US President Donald Trump has ordered the creation of a "National Garden of American Heroes" to defend what he calls "our great national story" against those who vandalise statues.
His executive order gives a new task force 60 days to present plans, including a location, for the garden.
He insists the new statues must be lifelike, "not abstract or modernist".
A number of US statues have been pulled down since the police killing of an unarmed black man, George Floyd in May.
Monuments linked to the slave-owning Confederacy during the Civil War in America have been especially targeted in the nationwide protests ignited by the death of Floyd in Minneapolis, Minnesota, after a white police officer knelt on his neck for nearly nine minutes.
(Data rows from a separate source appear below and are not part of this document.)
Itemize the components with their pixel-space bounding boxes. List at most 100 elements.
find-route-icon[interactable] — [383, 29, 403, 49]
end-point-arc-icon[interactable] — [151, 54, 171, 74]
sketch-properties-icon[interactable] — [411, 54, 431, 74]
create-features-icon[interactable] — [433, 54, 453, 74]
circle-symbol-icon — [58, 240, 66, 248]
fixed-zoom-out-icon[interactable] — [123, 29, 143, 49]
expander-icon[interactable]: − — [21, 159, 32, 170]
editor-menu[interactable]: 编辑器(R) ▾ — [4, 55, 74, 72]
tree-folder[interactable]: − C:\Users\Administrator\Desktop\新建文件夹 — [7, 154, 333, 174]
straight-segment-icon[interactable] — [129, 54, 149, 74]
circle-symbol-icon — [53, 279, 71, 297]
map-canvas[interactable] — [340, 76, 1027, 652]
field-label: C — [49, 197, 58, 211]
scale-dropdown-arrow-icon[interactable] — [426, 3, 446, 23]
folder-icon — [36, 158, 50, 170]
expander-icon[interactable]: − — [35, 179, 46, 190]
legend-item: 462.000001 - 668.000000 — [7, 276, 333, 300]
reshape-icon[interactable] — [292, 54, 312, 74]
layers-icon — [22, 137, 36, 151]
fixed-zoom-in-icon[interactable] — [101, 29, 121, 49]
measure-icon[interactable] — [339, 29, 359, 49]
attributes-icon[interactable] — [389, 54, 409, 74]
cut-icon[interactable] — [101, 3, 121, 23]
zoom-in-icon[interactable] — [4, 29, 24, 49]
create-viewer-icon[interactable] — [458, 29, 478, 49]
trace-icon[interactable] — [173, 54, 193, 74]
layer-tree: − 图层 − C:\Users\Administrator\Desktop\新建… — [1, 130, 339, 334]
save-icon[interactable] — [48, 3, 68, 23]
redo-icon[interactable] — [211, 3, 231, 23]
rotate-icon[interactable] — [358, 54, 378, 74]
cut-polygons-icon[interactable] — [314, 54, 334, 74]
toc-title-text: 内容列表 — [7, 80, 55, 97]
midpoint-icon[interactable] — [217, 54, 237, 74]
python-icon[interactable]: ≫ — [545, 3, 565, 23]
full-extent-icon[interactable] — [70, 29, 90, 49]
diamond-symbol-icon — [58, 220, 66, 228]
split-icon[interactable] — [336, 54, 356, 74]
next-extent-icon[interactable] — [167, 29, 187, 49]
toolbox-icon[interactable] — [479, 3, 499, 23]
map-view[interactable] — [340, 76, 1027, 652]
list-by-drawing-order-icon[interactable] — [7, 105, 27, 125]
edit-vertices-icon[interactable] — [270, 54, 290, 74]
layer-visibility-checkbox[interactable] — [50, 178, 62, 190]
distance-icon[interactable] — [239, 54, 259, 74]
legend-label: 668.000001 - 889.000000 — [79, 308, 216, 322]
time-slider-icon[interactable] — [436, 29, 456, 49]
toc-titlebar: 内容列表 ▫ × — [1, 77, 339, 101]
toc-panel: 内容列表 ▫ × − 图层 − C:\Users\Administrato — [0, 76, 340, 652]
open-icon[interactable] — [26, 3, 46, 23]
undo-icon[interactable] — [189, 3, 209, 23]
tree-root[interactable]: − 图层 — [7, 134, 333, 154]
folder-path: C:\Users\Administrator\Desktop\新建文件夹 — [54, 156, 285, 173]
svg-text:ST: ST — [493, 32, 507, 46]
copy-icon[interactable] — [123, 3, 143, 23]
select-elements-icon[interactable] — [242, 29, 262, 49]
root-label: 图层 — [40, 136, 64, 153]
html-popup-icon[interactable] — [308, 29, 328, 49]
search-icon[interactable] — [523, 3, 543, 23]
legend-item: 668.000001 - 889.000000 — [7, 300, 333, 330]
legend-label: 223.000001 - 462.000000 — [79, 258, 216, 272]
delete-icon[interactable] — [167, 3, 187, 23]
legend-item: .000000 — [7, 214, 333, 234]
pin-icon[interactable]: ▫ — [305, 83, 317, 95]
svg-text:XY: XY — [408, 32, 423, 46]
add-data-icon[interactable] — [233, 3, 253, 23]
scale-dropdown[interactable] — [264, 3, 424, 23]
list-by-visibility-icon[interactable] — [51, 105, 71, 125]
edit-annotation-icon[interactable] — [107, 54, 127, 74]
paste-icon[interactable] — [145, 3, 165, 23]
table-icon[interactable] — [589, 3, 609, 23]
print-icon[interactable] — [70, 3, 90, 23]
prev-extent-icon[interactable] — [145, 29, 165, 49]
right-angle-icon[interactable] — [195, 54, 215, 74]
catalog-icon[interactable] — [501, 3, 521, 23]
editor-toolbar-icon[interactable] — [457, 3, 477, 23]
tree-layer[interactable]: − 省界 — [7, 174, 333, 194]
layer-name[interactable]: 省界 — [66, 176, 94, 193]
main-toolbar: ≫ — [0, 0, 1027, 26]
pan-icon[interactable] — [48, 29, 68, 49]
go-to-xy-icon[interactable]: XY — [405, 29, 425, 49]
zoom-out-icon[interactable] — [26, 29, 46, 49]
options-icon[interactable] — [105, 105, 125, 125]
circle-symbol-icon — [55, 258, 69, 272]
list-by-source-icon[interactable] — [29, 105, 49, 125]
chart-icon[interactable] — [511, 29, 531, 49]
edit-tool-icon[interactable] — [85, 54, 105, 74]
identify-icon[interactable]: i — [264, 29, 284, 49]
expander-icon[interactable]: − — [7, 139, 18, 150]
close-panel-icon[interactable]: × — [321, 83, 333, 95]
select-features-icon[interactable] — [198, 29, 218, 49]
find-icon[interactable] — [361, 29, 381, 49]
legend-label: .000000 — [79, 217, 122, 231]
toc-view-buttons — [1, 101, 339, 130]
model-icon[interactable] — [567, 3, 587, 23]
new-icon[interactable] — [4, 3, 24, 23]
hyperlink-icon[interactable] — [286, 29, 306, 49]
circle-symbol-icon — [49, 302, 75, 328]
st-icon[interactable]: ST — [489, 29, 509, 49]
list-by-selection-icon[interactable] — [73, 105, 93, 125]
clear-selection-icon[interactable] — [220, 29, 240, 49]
Trump has defended Confederate symbols as a part of American heritage.
In a speech to mark Independence Day at Mount Rushmore, he condemned the anti-racism protesters who toppled statues.
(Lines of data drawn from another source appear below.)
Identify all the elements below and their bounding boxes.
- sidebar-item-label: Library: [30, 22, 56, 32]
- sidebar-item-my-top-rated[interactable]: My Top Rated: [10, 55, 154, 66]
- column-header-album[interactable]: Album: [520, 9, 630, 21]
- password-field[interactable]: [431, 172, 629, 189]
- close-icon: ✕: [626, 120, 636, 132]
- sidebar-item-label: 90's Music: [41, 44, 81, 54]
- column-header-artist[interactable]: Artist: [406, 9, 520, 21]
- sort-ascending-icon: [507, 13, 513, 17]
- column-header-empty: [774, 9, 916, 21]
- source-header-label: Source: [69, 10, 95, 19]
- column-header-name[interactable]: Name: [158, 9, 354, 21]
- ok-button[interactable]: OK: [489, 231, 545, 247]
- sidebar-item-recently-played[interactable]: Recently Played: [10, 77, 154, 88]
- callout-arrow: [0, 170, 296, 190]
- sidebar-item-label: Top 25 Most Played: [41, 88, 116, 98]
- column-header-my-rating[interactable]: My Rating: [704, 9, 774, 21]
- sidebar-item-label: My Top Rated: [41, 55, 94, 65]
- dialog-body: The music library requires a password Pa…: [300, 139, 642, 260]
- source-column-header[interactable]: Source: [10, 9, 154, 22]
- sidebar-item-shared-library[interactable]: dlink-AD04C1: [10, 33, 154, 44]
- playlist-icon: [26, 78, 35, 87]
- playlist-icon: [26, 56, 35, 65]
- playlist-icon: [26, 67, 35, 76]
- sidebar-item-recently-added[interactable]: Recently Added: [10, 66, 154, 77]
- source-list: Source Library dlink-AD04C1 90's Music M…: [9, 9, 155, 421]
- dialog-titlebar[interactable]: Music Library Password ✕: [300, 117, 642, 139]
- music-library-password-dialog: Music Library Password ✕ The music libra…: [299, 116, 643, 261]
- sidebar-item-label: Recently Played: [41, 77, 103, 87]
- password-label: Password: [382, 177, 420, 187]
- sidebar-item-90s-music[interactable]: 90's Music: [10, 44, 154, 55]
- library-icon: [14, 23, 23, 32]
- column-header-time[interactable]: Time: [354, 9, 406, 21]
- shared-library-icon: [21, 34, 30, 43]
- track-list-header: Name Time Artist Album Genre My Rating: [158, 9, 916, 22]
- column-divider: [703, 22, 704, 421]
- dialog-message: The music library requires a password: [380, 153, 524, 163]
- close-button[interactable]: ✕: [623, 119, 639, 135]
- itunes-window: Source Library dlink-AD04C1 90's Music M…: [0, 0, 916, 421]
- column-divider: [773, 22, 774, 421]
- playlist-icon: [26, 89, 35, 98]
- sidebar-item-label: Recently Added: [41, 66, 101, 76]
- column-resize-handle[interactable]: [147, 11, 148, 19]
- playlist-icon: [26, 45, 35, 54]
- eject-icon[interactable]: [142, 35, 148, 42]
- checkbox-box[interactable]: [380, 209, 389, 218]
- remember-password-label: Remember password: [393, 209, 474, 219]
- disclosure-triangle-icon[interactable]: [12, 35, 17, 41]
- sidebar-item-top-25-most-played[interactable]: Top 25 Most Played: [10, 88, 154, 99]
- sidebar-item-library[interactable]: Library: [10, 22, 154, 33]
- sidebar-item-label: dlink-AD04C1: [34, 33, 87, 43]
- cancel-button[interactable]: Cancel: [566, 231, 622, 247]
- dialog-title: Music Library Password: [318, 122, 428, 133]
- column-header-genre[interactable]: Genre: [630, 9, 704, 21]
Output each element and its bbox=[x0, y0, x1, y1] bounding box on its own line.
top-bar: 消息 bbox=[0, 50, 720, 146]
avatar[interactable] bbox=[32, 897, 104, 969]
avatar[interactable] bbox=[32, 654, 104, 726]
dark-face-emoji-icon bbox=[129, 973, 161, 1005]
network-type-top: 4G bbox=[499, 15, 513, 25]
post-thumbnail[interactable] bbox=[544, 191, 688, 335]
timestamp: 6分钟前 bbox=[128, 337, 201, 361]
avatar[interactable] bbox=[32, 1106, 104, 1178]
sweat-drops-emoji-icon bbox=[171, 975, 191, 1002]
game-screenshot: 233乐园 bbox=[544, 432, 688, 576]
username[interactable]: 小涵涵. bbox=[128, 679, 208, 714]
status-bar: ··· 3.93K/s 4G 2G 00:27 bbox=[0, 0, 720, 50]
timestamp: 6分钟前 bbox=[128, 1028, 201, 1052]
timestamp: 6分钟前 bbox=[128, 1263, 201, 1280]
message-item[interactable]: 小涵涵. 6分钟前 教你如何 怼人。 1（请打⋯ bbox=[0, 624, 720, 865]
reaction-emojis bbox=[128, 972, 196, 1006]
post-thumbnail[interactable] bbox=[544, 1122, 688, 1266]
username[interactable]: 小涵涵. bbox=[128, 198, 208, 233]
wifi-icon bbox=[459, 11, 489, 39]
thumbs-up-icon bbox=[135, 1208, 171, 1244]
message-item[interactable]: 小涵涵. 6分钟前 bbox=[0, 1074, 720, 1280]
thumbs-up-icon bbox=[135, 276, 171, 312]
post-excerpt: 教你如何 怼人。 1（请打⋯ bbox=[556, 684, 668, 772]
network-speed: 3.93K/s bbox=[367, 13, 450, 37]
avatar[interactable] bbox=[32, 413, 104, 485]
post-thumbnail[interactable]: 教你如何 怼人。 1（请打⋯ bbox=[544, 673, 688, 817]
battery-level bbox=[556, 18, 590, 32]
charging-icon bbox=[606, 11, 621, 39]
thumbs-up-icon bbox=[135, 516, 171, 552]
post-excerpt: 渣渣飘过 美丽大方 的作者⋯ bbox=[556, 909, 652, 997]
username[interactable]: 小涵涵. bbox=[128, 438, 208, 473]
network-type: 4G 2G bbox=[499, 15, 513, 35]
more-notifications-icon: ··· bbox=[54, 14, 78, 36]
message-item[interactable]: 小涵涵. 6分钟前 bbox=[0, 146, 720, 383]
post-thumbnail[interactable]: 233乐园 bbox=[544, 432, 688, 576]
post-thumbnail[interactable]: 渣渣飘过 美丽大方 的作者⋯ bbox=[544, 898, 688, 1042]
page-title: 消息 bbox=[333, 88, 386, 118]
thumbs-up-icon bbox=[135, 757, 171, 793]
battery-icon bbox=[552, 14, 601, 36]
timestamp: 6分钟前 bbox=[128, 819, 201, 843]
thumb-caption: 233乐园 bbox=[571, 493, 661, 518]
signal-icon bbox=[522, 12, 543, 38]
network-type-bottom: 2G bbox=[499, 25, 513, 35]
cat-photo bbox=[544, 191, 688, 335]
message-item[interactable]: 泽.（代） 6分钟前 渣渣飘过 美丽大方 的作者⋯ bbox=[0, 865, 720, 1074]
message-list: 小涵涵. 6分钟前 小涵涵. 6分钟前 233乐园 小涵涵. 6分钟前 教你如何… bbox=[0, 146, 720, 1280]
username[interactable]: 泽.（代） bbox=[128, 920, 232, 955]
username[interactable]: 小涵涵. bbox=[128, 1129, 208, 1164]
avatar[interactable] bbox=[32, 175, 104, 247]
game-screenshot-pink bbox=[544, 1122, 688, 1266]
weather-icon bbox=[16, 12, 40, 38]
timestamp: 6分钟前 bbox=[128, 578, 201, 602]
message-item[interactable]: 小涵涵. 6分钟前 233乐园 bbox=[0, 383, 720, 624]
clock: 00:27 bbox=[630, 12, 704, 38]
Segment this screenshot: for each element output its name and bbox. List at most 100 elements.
He said America's national heritage was being threatened - an emotive appeal for patriotism.
The garden - to be in a place of natural beauty near a city - is to be opened by 4 July 2026, Trump's executive order says. State authorities and civic organisations are invited to donate statues for it.
Trump's choice of historical figures to be commemorated in the garden is likely to be controversial.
The list of "historically significant" Americans includes predictably Founding Fathers like George Washington and Thomas Jefferson, but also frontiersman Davy Crockett, evangelical Christian preacher Billy Graham, Ronald Reagan and World War II heroes Douglas MacArthur and George Patton.
There will also be statues of African American civil rights campaigners Harriet Tubman and Martin Luther King Jr.
Controversially, Trump includes non-Americans who "made substantive historical contributions to the discovery, development, or independence of the future United States".
So the garden can have statues of Christopher Columbus, Junipero Serra and the Marquis de Lafayette.
Columbus and the Spanish Catholic missionary Serra are far from heroic for Native Americans, because their "discoveries" led to the enslavement and exploitation of indigenous people by white colonists.
America's early economic development also relied on slavery - which makes some of the traditional national heroes dubious for African Americans.
The Marquis de Lafayette, a French aristocrat and military commander, led American troops in key battles against the British in the American Revolution.